Wednesday Morning Sports Update

 

Niles High School’s move to the BCS Conference will be a short lived one. The Vikings have left the Southwestern Michigan Athletic Conference (SMAC) for the BCS for the upcoming school year, but that move will only last one year. Tuesday morning, Niles accepted an invitation to join the Wolverine Conference starting with the 2021-2022 school year. The Vikings will be replacing South Haven who has left the Wolverine Conference to join the BCS. Niles will be joining Wolverine members Dowagiac, Edwardsburg, Paw Paw, Three Rivers, Plainwell, Otsego, Vicksburg, Sturgis, and Allegan. Decisions on scheduling for the 2021-2022 school year will be made at a later date.

 

Ohio Gov. Mike DeWine says it’s “highly unlikely” that crowds of 20,000 or so would be allowed for the Pro Football Hall of Fame game and induction ceremony in August.
DeWine says, “If the question was could that event occur today, the answer would be no. It would be extremely dangerous.”
The hall is still evaluating its options and said no decisions have been made about the Aug. 6 game at Tom Benson Hall of Fame Stadium between Dallas and Pittsburgh, nor for the enshrinements two nights later.
The hall reopened to a limited number of fans last week.

 

The Pro Bowl is headed to Las Vegas. The NFL announced Tuesday that the 2021 all-star game will be played at the new Allegiant Stadium in Las Vegas on Sunday, Jan. 31 — one week before the Super Bowl in Tampa. Plans include what the league calls a week-long celebration of football and will include NFL FLAG Championship games and a Pro Bowl skills showdown in which players compete in a variety of events. There will be community and charity initiatives as well.

 

New York Yankees President Randy Levine has called on the players’ association to resume negotiations with Major League Baseball to start the pandemic-delayed season.
Levine said the money difference between the feuding sides was not the primary obstacle but rather issues such as health and safety protocols and determining how to deal with a second wave of the new coronavirus.
MLB has made three proposals, the last for a 72-game season starting July 14 that would guarantee about $1.23 billion. The union made offered two plans, the last for an 89-game schedule starting July 10 and salaries of $2.25 billion.

 

Prime Minister Justin Trudeau says his government is “open” to the NHL operating a playoff “hub city” in Canada as long as it is allowed by local health authorities.
If the NHL returns to play amid the coronavirus pandemic this summer, it would start with the playoffs and with 24 teams, preferably split between two hub cities.
The league has narrowed down its potential sites to 10 cities, including Toronto, Edmonton and Vancouver in Canada.
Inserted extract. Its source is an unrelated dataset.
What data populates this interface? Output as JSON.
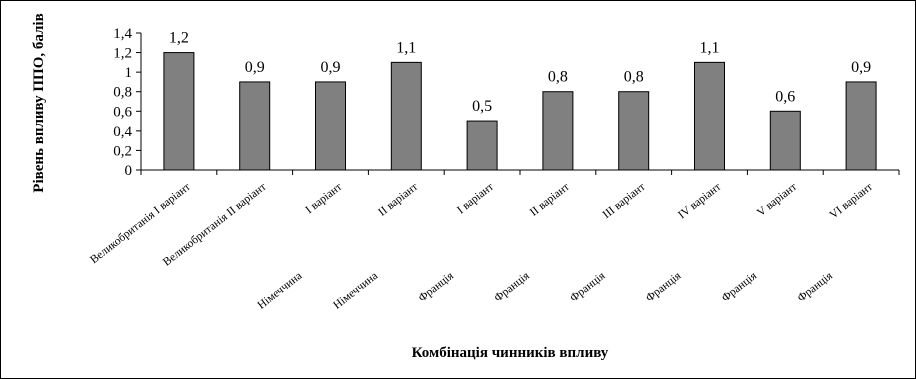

The NHL has said it will not choose a Canadian city if players are subject to the 14-day quarantine currently in effect at the border.

 

Longtime fan favorite Dale Earnhardt Jr. will join his late father in NASCAR’s Hall of Fame next year, the feature attraction in the class of 2021. Junior won 26 races during his Cup career, including two Daytona 500s and the 2001 Pepsi 400 — four months after his father’s death at the same track in February. The late Mike Stefanik also was elected along with Red Farmer from the pioneer ballot. Ralph Seagraves was chosen as the Landmark Award winner for outstanding contributions to the sport.

 

New York Gov. Andrew Cuomo has given the go-ahead for the U.S. Open tennis tournament to be held in his state starting in late August — but without spectators — as part of the reopening from shutdowns caused by the coronavirus pandemic.
Now that the U.S. Tennis Association’s proposal to hold its marquee event has been accepted — including a “bubble” setup with designated hotels, limited player entourages and a facility closed to the hundreds of thousands of people who usually attend the U.S. Open — the key question becomes: Who actually will end up competing on the blue hard courts in Flushing Meadows from Aug. 31 to Sept. 13?
Some of the sport’s top names, including defending U.S. Open men’s champion Rafael Nadal along with No. 1-ranked players Novak Djokovic and Ash Barty, have expressed reservations about heading somewhere that was a hot spot for the COVID-19 outbreak.